Sebelum Novi menyelesaikan ocehannya, Revita sudah lebih dulu mengunci leher Novi menggunakan siku tangannya. Menarik kepala Novi layaknya menarik seekor kerbau untuk menjauh dari area kantin. Sedangkan Novi harus berjalan mundur dengan kedua tangan yang menggenggam siku Revita agar terbebas dari anak itu.
Bahkan, Revita tidak memperdulikan lagi jika mereka kini lagi-lagi menjadi pusat perhatian.
"Mentang-mentang punya tubuh tinggi, tarik anak orang sembarangan!" sembur Novi kala ia telah terlepas dari tangan laknat Revita.

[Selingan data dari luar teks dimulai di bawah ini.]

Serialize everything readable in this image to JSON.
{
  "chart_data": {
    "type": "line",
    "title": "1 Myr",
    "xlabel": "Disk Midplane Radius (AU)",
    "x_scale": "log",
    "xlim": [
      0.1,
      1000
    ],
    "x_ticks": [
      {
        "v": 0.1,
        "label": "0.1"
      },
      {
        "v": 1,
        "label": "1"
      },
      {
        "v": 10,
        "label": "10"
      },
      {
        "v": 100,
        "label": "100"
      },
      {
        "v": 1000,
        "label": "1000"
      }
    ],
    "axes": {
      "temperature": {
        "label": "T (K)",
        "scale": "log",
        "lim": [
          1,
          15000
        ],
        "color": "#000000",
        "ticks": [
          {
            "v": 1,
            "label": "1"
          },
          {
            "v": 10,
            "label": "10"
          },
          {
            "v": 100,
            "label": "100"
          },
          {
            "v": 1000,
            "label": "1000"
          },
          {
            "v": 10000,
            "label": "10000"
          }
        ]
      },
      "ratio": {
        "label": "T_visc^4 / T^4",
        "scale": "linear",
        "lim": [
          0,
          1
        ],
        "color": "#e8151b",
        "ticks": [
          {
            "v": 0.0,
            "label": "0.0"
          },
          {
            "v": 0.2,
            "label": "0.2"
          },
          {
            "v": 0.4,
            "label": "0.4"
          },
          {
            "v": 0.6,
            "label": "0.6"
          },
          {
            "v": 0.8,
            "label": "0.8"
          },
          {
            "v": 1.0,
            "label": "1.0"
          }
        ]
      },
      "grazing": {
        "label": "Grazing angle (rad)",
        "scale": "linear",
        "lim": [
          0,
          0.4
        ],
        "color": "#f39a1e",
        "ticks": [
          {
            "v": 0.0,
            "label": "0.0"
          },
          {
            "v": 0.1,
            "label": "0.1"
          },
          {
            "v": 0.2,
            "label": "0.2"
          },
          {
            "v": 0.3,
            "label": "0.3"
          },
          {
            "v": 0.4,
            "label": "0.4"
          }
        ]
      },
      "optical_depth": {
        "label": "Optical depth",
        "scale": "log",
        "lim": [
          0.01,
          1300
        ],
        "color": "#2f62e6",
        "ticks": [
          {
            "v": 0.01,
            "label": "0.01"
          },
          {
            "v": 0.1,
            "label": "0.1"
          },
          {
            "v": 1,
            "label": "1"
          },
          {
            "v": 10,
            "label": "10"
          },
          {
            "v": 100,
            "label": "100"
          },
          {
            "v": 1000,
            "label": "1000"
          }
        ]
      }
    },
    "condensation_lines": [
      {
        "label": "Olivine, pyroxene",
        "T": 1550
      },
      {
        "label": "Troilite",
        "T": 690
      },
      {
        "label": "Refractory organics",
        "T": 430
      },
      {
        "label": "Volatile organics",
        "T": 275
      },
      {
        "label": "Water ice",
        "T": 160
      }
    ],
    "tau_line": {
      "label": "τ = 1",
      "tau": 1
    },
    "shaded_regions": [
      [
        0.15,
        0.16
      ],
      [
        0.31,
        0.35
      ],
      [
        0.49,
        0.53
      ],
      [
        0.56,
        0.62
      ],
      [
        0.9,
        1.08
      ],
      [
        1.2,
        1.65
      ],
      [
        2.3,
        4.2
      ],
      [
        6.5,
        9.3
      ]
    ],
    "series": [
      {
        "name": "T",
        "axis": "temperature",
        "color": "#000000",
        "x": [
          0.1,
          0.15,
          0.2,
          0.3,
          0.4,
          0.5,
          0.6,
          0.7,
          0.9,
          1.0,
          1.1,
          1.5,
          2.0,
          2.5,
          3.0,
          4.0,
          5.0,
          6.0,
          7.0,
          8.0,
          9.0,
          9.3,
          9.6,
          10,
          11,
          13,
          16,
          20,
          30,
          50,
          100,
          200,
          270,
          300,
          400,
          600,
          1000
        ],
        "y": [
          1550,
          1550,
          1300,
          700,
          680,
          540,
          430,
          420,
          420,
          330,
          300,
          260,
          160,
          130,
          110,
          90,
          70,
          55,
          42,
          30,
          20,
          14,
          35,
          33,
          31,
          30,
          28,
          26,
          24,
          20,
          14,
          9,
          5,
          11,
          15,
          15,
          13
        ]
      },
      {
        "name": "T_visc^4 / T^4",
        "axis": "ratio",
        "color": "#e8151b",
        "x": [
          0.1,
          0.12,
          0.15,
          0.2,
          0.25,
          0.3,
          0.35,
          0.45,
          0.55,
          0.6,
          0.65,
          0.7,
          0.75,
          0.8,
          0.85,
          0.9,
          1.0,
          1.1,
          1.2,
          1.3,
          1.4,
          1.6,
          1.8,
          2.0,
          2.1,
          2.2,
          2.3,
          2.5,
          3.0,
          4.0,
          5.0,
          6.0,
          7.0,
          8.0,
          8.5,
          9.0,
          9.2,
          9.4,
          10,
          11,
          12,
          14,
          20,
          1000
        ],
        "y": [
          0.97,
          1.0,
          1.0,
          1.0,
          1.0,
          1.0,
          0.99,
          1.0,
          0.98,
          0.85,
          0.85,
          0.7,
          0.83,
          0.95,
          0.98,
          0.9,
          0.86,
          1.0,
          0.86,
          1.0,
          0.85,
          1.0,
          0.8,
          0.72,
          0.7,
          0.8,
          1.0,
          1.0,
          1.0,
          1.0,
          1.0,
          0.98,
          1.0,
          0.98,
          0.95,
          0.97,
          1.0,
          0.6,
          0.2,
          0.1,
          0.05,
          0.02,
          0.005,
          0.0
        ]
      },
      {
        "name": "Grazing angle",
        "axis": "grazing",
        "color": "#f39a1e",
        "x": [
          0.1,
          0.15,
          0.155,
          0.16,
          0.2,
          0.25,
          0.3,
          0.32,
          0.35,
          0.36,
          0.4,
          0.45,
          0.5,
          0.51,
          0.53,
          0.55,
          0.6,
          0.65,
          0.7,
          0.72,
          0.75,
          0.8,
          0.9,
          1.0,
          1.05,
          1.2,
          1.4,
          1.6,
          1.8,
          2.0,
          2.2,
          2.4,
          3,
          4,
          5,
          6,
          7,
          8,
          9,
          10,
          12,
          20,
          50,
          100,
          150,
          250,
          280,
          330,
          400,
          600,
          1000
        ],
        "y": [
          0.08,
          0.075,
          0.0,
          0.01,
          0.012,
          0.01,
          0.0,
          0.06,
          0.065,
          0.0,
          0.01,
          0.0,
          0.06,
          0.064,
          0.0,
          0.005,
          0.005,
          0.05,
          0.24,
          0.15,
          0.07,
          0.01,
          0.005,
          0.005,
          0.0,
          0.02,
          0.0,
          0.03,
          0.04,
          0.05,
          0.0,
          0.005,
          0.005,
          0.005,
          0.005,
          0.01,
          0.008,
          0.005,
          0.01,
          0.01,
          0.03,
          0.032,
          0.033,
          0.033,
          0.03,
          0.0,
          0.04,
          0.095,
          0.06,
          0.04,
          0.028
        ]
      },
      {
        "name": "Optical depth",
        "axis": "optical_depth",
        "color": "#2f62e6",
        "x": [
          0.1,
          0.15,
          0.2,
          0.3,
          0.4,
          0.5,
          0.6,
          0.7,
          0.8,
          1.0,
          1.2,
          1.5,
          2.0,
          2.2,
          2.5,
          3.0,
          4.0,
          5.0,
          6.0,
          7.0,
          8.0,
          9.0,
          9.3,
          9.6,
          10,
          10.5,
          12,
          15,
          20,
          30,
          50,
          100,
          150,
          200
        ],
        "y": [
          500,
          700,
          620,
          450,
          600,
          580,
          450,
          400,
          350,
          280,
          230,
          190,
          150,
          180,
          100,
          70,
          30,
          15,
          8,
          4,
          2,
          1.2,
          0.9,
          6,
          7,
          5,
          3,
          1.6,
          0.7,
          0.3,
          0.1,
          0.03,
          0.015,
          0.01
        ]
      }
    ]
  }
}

Dan Revita hanya tersenyum tipis sembari mengeluarkan ponselnya.
"Lo gak lihat apa jalan gue udah kayak undur-undur! Lo tarik sesuka hati pula! Lo pikir gue Sapi?!" ketus Novi lagi dengan berkacak pinggang di hadapan Revita yang tengah duduk di deretan kursi depan ruang kelasnya.
"Oh, sapi. Gue kira babi," jawab Revita enteng tanpa mengalihkan perhatiannya dari layar ponsel.
"Ihh, lo itu bener-bener ngeselin, ya, Rev!" celoteh Novi lagi dengan sepasang mata yang melotot dan bibir bawahnya yang maju bersenti-senti.
"Emang." Jawaban yang super duper enteng itu membuat Novi benar-benar muak dan ingin memakan Revita hidup-hidup.
"Tapi gue laper, Rev!" cerca Novi lagi. Ternyata rasa lapar anak itu belum juga reda.
Revita mendengus kesal. Kepalanya mendongak, menatap Novi tak kalah kesal. Telinganya sudah cukup panas akibat keluhan Novi pagi ini.
"Lo udah lihat kan tadi ramainya melebihi konser K-pop? Dan istirahat pertama cuma lima belas menit. Itu aja mungkin habis buat antre doang, belum makannya."
Novi kian terlihat kesal. Wajahnya memuram. Kemudian memilih untuk menghempaskan diri duduk di sebelah Revita dengan bibir yang semakin mengerucut.
"Kenapa sih istirahatnya cuma lima belas menit. Gak tau apa ya kalau itu habis cuma buat antre doang! Udah kantinnya sempit, muridnya banyak, waktu gak sinkron! Kesel gue!" cerocos Novi yang terus-terusan membuat kepala Revita ingin meledak.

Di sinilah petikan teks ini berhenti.